The unspecified behaviour kicks in because although the calls to the operators must be ordered there is no such requirement on their arguments. Therefore, the resulting order can be one of:
f2()
f1()
cout.operator<<(f1())
cout.operator<<(f1()).operator<<(f2());
Or:
f1()
f2()
cout.operator<<(f1())
cout.operator<<(f1()).operator<<(f2());
Or finally:
f1()
cout.operator<<(f1())
f2()
cout.operator<<(f1()).operator<<(f2());
The order in which function call parameters is evaluated is unspecified. In short, you shouldn't use arguments that have side-effects that affect the meaning and result of the statement.
Yeah, the order of evaluation of functional arguments is "Unspecified" according to the Standards.

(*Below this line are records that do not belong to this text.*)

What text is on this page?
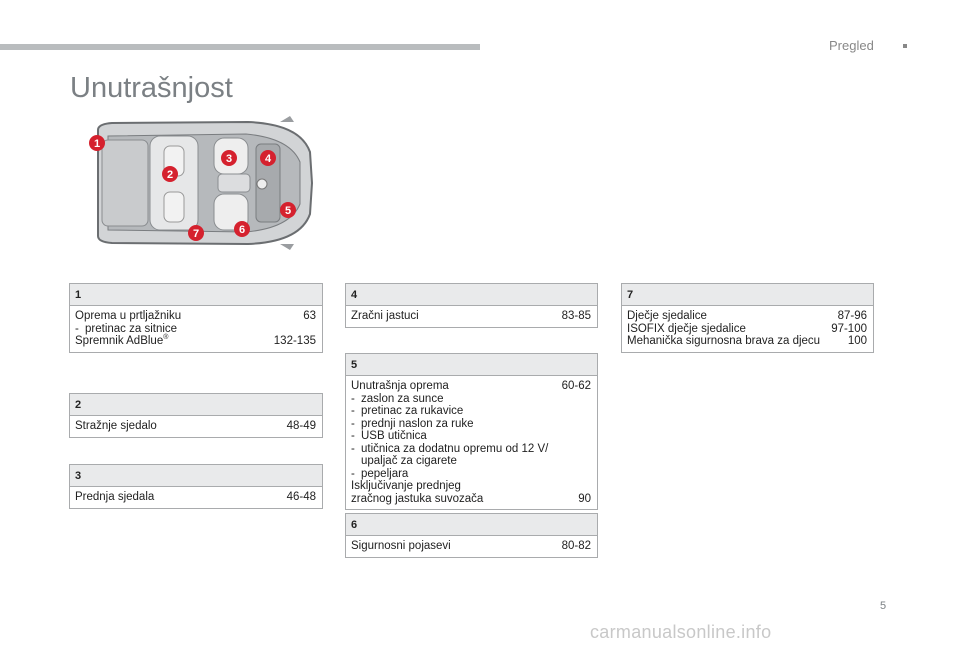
Pregled
Unutrašnjost
1
2
3	4
5
6
7
1
Oprema u prtljažniku	63
- pretinac za sitnice
Spremnik AdBlue®	132-135
2
Stražnje sjedalo	48-49
3
Prednja sjedala	46-48
4
Zračni jastuci	83-85
5
Unutrašnja oprema	60-62
- zaslon za sunce
- pretinac za rukavice
- prednji naslon za ruke
- USB utičnica
- utičnica za dodatnu opremu od 12 V/
upaljač za cigarete
- pepeljara
Isključivanje prednjeg
zračnog jastuka suvozača	90
6
Sigurnosni pojasevi	80-82
7
Dječje sjedalice	87-96
ISOFIX dječje sjedalice	97-100
Mehanička sigurnosna brava za djecu	100
5
carmanualsonline.info
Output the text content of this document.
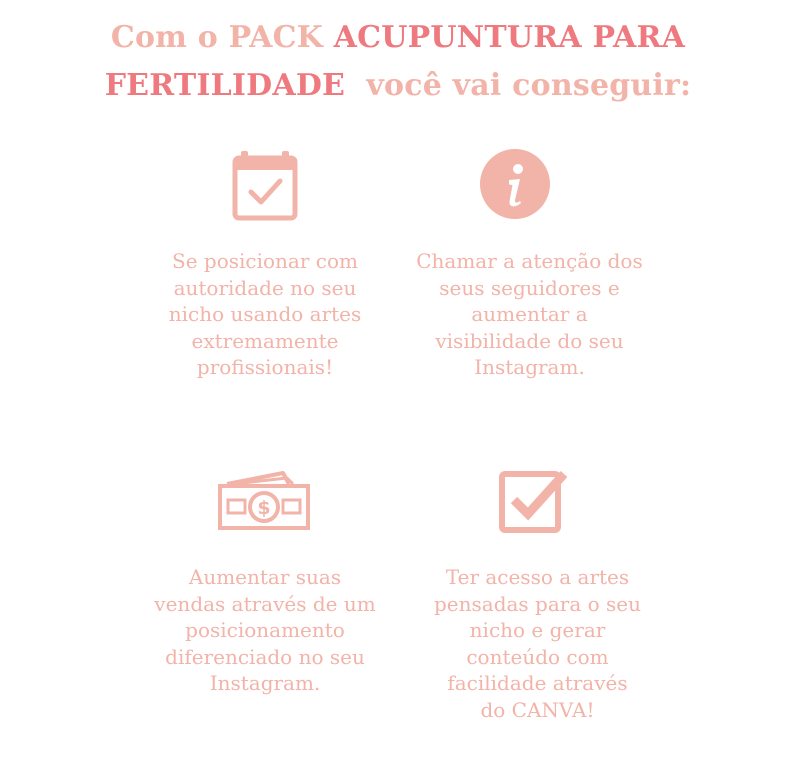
Com o PACK ACUPUNTURA PARA
FERTILIDADE  você vai conseguir:
Se posicionar com
autoridade no seu
nicho usando artes
extremamente
profissionais!
Chamar a atenção dos
seus seguidores e
aumentar a
visibilidade do seu
Instagram.
$
Aumentar suas
vendas através de um
posicionamento
diferenciado no seu
Instagram.
Ter acesso a artes
pensadas para o seu
nicho e gerar
conteúdo com
facilidade através
do CANVA!
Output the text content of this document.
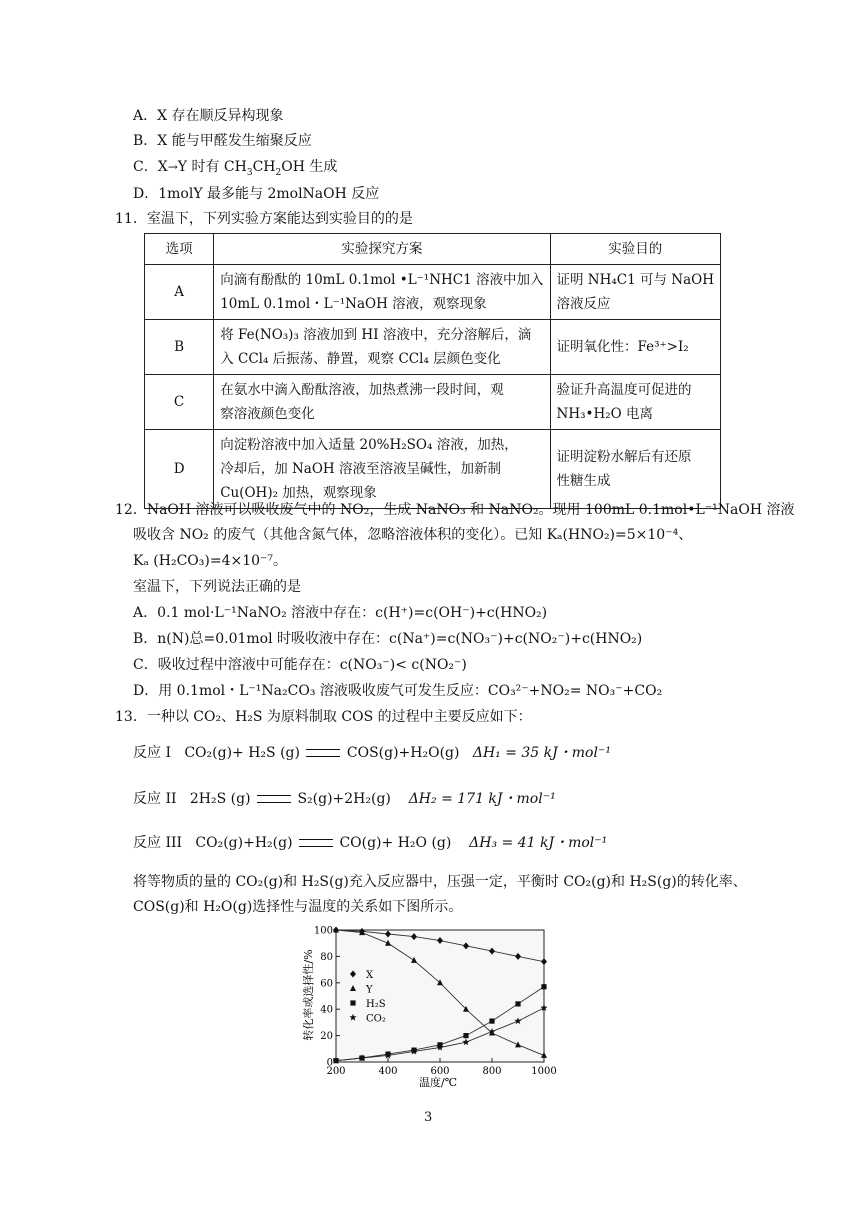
A．X 存在顺反异构现象
B．X 能与甲醛发生缩聚反应
C．X→Y 时有 $CH_3CH_2OH$ 生成
D．1molY 最多能与 2molNaOH 反应
11．室温下，下列实验方案能达到实验目的的是
选项	实验探究方案	实验目的
A	向滴有酚酞的 10mL 0.1mol •L⁻¹NHC1 溶液中加入
10mL 0.1mol・L⁻¹NaOH 溶液，观察现象	证明 NH₄C1 可与 NaOH
溶液反应

B	将 Fe(NO₃)₃ 溶液加到 HI 溶液中，充分溶解后，滴
入 CCl₄ 后振荡、静置，观察 CCl₄ 层颜色变化	证明氧化性：Fe³⁺>I₂

C	在氨水中滴入酚酞溶液，加热煮沸一段时间，观
察溶液颜色变化	验证升高温度可促进的
NH₃•H₂O 电离

D	向淀粉溶液中加入适量 20%H₂SO₄ 溶液，加热，
冷却后，加 NaOH 溶液至溶液呈碱性，加新制
Cu(OH)₂ 加热，观察现象	证明淀粉水解后有还原
性糖生成
12．NaOH 溶液可以吸收废气中的 NO₂，生成 NaNO₃ 和 NaNO₂。现用 100mL 0.1mol•L⁻¹NaOH 溶液
吸收含 NO₂ 的废气（其他含氮气体，忽略溶液体积的变化）。已知 Kₐ(HNO₂)=5×10⁻⁴、
Kₐ (H₂CO₃)=4×10⁻⁷。
室温下，下列说法正确的是
A．0.1 mol·L⁻¹NaNO₂ 溶液中存在：c(H⁺)=c(OH⁻)+c(HNO₂)
B．n(N)总=0.01mol 时吸收液中存在：c(Na⁺)=c(NO₃⁻)+c(NO₂⁻)+c(HNO₂)
C．吸收过程中溶液中可能存在：c(NO₃⁻)< c(NO₂⁻)
D．用 0.1mol・L⁻¹Na₂CO₃ 溶液吸收废气可发生反应：CO₃²⁻+NO₂= NO₃⁻+CO₂
13．一种以 CO₂、H₂S 为原料制取 COS 的过程中主要反应如下：
反应 I CO₂(g)+ H₂S (g)	COS(g)+H₂O(g) ΔH₁ = 35 kJ・mol⁻¹
反应 II 2H₂S (g)	S₂(g)+2H₂(g) ΔH₂ = 171 kJ・mol⁻¹
反应 III CO₂(g)+H₂(g)	CO(g)+ H₂O (g) ΔH₃ = 41 kJ・mol⁻¹
将等物质的量的 CO₂(g)和 H₂S(g)充入反应器中，压强一定，平衡时 CO₂(g)和 H₂S(g)的转化率、
COS(g)和 H₂O(g)选择性与温度的关系如下图所示。
转化率或选择性/%
温度/℃
200	400	600	800	1000
0
20
40
60
80
100
X
Y
H₂S
CO₂
3
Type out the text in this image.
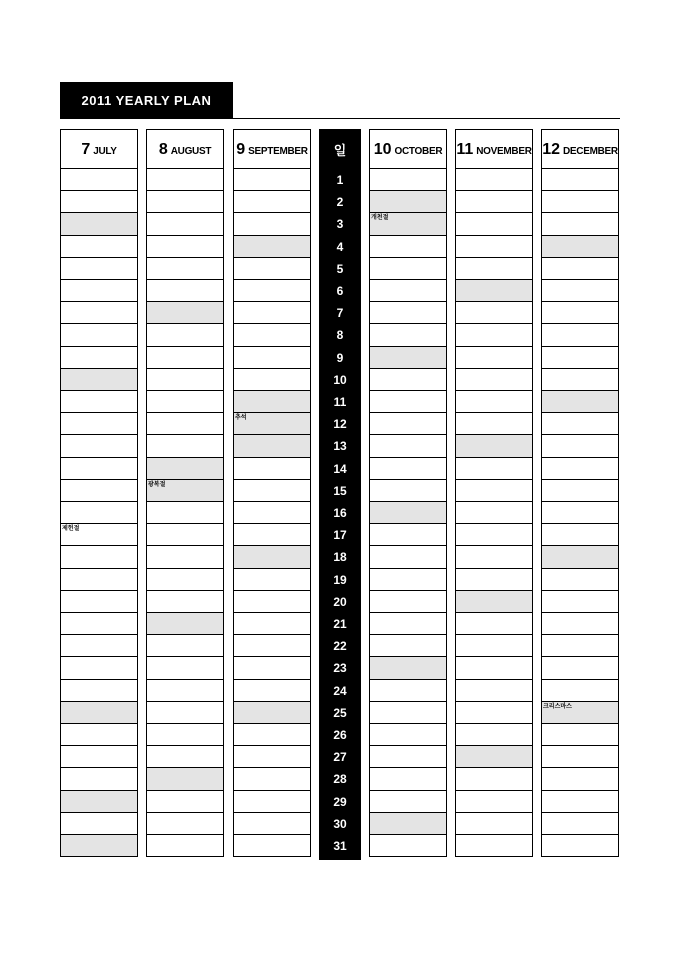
2011 YEARLY PLAN
7 JULY
제헌절
8 AUGUST
광복절
9 SEPTEMBER
추석
10 OCTOBER
개천절
11 NOVEMBER 12 DECEMBER
크리스마스
일
1
2
3
4
5
6
7
8
9
10
11
12
13
14
15
16
17
18
19
20
21
22
23
24
25
26
27
28
29
30
31
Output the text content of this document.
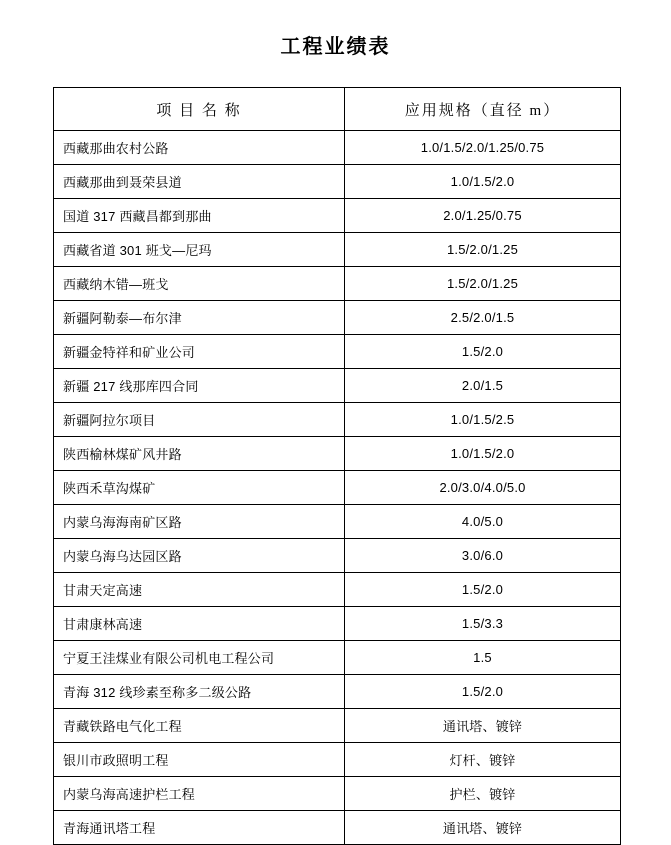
工程业绩表
项 目 名 称	应用规格（直径 m）
西藏那曲农村公路	1.0/1.5/2.0/1.25/0.75
西藏那曲到聂荣县道	1.0/1.5/2.0
国道 317 西藏昌都到那曲	2.0/1.25/0.75
西藏省道 301 班戈—尼玛	1.5/2.0/1.25
西藏纳木错—班戈	1.5/2.0/1.25
新疆阿勒泰—布尔津	2.5/2.0/1.5
新疆金特祥和矿业公司	1.5/2.0
新疆 217 线那库四合同	2.0/1.5
新疆阿拉尔项目	1.0/1.5/2.5
陕西榆林煤矿风井路	1.0/1.5/2.0
陕西禾草沟煤矿	2.0/3.0/4.0/5.0
内蒙乌海海南矿区路	4.0/5.0
内蒙乌海乌达园区路	3.0/6.0
甘肃天定高速	1.5/2.0
甘肃康林高速	1.5/3.3
宁夏王洼煤业有限公司机电工程公司	1.5
青海 312 线珍素至称多二级公路	1.5/2.0
青藏铁路电气化工程	通讯塔、镀锌
银川市政照明工程	灯杆、镀锌
内蒙乌海高速护栏工程	护栏、镀锌
青海通讯塔工程	通讯塔、镀锌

Hence the outputs differ on different platforms
As has already been stated, you've wandered into the haunted forest of undefined behavior. To get what is expected every time you can either remove the side effects:
int myFunc(int &x) {
int temp = x * x * x;
return temp;
}
int main() {
int x = 2;
cout << myFunc(x) << endl << myFunc(x+1) << endl << myFunc(x+2) << endl;
//Note that you can't use the increment operator (++) here. It has
//side-effects so it will have the same problem
}
or break the function calls up into separate statements:
int myFunc(int &x) {
int temp = x * x * x;
x += 1;
return temp;
}
int main() {
int x = 2;
cout << myFunc(x) << endl;
cout << myFunc(x) << endl;
cout << myFunc(x) << endl;
}
The second version is probably better for a test, since it forces them to consider the side effects.
And this is why, every time you write a function with a side-effect, God kills a kitten!